Audio guide LIST
下山の道
キム・ウンジン(Kim Eunjin)
この空間では、螺鈿(らでん)、黒いスレート(粘板岩)、そして東アジア絵画に由来する顔料といった伝統的な素材を用い、独自の視覚言語を展開してきたアーティスト、キム・ウンジンの作品を紹介します。

彼女の制作は、光と影、装飾と象徴のあいだを往還しながら、感覚的に豊かでありながら概念的にも深みのある作品を生み出しています。

本展で最も印象的なのは、屏風形式の大作《Seat of God: A Sea of People(神の座:人々の海)》です。幻想的なこの画面には、奇妙な人物や動物、寓意的な場面がひしめき合っています。

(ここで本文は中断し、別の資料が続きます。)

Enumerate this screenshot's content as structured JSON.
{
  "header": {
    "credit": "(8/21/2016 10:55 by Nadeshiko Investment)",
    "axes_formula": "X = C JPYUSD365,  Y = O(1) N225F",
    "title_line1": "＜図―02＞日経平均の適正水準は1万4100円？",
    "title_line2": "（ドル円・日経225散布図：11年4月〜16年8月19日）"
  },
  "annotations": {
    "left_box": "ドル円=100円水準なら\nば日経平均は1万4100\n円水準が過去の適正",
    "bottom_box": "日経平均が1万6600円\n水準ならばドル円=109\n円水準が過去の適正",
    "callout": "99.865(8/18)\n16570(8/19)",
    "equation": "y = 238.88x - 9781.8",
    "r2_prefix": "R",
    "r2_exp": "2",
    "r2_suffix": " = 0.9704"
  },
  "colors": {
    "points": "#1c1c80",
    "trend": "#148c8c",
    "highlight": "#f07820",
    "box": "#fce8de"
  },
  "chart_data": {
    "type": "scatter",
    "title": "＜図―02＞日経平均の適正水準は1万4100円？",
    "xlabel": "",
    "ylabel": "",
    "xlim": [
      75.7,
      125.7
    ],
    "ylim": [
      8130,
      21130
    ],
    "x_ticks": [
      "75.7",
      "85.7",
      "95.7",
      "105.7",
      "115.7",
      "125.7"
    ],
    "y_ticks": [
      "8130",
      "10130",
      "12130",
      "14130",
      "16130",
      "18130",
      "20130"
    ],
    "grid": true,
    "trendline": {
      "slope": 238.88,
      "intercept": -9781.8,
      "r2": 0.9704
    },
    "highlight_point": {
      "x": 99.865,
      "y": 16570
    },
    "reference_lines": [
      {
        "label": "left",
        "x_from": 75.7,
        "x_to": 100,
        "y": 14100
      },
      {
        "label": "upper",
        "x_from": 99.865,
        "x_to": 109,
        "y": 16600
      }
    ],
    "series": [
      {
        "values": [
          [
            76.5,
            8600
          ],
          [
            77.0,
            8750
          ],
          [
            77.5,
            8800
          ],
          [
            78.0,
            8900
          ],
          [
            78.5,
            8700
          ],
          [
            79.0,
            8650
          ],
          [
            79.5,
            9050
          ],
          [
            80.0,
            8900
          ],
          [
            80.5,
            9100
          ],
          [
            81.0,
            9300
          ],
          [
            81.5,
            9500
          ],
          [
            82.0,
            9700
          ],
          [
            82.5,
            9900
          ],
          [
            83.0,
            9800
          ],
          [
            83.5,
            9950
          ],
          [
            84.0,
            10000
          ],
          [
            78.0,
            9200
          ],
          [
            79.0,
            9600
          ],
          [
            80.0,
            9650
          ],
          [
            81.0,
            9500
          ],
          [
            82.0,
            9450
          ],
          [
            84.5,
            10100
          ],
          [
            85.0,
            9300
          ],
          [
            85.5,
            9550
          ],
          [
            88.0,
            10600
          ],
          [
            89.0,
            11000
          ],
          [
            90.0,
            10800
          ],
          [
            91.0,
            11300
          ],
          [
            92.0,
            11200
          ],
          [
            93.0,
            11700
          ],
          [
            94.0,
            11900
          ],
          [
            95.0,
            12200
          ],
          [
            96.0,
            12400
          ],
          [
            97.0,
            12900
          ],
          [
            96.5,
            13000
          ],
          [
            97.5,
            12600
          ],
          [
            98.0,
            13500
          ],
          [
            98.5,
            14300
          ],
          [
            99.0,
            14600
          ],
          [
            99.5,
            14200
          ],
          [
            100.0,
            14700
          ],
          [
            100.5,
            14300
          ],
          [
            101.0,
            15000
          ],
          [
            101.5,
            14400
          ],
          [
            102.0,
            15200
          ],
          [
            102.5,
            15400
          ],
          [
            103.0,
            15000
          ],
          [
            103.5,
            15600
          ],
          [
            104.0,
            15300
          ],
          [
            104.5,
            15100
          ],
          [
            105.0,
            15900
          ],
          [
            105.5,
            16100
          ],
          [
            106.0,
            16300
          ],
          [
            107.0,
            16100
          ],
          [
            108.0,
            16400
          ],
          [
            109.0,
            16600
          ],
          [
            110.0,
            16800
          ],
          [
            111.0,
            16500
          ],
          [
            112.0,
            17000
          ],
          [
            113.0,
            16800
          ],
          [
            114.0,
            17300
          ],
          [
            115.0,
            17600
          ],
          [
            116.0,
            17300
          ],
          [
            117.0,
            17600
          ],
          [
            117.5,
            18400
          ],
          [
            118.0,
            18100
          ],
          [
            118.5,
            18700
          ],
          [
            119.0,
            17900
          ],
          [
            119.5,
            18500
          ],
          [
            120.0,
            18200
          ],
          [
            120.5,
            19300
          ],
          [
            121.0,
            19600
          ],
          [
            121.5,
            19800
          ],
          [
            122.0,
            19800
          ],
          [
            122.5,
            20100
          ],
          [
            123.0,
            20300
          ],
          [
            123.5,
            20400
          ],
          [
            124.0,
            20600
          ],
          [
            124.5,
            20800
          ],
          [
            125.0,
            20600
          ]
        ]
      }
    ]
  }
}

一見するとユーモラスで遊び心に満ちたように見えますが、その背景には不安、孤独、混沌といった深層的な感情が静かに流れています。

この人口密度の高い夢幻的ヴィジョンを通して、キムは神なき時代における信仰、集団心理、人間の欲望について鋭い省察を提示しています。

続く《Vivid Moments》シリーズでは、済州島の火山岩とその地形からインスピレーションを得ています。

螺鈿のかけらが、ほとんど単色の沈黙した画面の中でかすかに輝きます。大地が圧力の下で静かに耐えてきた記憶が、鉱物的な質感を通して立ち現れます。

最後の作品《The Path Down(下り道)》では、山のようにそびえる形が中心に描かれています。しかし、この形は地質からではなく、ある高齢女性の白髪頭部から着想を得たものです。

老いた女性の身体を荘厳な風景として再構築することで、キムは社会の中で見過ごされがちな存在に光を当て、螺鈿の虹彩を通して、力強さ、優しさ、そして静かな抵抗を可視化しています。

キム・ウンジンの作品は、単なる装飾ではありません。そこには光と闇、神話と現実、傷とユーモアが交錯する物語的なフィールドが広がっています。

この空間をゆっくりと歩く中で、鑑賞者は表層の精緻な質感だけでなく、その奥にある感情的・象徴的な風景と出会うことになるでしょう。そこには、もしかすると、あなた自身の内なる風景が静かに映し出されているかもしれません。